ACDS PUBLISHING

Memo #4: Recession expectations increase by 10%

April 7, 2023

The Stock Market Memo

As concerns about a potential US recession grow, investors and consumers are understandably apprehensive about the possible effects on the economy, job market, and financial markets. While the current situation isn’t expected to be as severe as the 2008 recession, the combination of weakening economic indicators and an aggressive rate-hiking campaign presents a challenging environment.

Key Market Data

3 Market-Impacting Discoveries

  • In 2023, value and European stocks have been outpacing growth and American stocks, as reported by JP Morgan. This marks the second consecutive year where value investors have surpassed growth investors and European stocks have outperformed their American counterparts. For additional market insights from JP Morgan, visit: https://bit.ly/3nVMCSk.
  • In 2023, most key U.S. economic indicators have shown signs of weakening, exacerbating concerns about an impending recession. BlackRock suggests that the impact of the most rapid rate-hiking campaign since the 1980s is beginning to surface. Although the upcoming recession is not anticipated to mirror the severity of the 2008 financial crisis, recent banking turmoil has underscored the inevitability of an economic downturn. The critical question remains: How severe will it be? Learn more: https://bit.ly/3UhZka0.
  • VanEck has launched its newest thematic ETF, the VanEck Robotics ETF, focusing on the robotics and industrial automation sectors. Trading under the ticker symbol IBOT and featuring a 0.47% management fee, this fund broadens VanEck’s extensive range of sector-specific and thematic ETFs, encompassing portfolios targeting semiconductors (SMH) and video gaming and esports (ESPO).

Interesting Developments in the Market

The good

  • Technology stocks propelled the S&P 500 upward by 0.36% to 4,105.02 on Thursday, ending the abbreviated trading week on a high note despite a faltering labor market. The Nasdaq Composite rose 0.76% to 12,087.96, fueled by Alphabet’s 3.78% gain and Microsoft’s 2.55% surge.

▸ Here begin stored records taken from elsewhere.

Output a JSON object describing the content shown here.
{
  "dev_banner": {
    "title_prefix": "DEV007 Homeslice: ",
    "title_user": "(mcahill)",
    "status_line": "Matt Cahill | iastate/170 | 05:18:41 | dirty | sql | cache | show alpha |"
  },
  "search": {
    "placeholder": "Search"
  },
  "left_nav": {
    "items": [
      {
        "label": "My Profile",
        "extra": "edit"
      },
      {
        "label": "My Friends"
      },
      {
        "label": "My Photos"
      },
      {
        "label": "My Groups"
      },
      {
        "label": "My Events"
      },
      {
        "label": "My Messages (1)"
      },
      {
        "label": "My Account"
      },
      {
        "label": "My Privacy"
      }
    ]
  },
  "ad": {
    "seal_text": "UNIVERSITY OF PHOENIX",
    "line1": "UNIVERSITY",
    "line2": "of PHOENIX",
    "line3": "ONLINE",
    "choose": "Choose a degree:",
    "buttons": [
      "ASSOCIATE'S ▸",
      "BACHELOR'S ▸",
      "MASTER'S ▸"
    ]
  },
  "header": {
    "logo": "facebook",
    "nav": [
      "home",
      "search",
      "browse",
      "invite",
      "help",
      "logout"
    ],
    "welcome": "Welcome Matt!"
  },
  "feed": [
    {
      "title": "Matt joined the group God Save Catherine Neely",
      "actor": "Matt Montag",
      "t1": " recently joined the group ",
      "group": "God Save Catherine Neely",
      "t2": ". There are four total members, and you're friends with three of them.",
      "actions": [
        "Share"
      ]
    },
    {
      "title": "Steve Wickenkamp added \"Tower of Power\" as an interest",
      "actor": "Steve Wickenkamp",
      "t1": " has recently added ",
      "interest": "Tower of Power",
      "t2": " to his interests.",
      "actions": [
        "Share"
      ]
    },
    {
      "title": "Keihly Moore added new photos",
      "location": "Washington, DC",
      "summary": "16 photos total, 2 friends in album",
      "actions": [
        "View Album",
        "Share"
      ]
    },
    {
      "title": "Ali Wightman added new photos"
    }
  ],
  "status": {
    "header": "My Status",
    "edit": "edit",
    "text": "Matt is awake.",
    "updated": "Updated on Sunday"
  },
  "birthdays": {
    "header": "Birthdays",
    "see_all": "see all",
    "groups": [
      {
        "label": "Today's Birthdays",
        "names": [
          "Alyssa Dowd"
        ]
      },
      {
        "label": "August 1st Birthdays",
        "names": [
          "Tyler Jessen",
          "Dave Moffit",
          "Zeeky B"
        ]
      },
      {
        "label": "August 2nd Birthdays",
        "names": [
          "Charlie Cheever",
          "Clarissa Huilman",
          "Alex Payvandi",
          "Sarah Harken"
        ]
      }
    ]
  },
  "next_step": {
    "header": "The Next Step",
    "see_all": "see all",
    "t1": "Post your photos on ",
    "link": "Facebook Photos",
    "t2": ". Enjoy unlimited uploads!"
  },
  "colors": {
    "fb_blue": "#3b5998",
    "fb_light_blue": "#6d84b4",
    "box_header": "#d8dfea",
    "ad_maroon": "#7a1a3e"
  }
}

Concurrently, the Dow Jones Industrial Average inched 2.57 points higher, reaching 33,485.29. However, it remains to be seen whether these gains will persist following the holiday break.
 

The bad

To Do

Watch: Check out this video of Robert Kiyosaki highlighting three things to do to make money from the oncoming recession.

Read: Gold prices surge as economic uncertainty and inflation take center stage, nearing all-time highs. The precious metal has proven to be a safe haven for investors amid a weaker dollar. It’s not just the bullion that’s shining; gold mining companies and ETFs have also seen an uptick in 2023. While gold’s sensitivity to macroeconomic factors could lead to a future dip, it’s so far so good for the precious metal this year. Read this piece to understand whether higher gold prices can be expected.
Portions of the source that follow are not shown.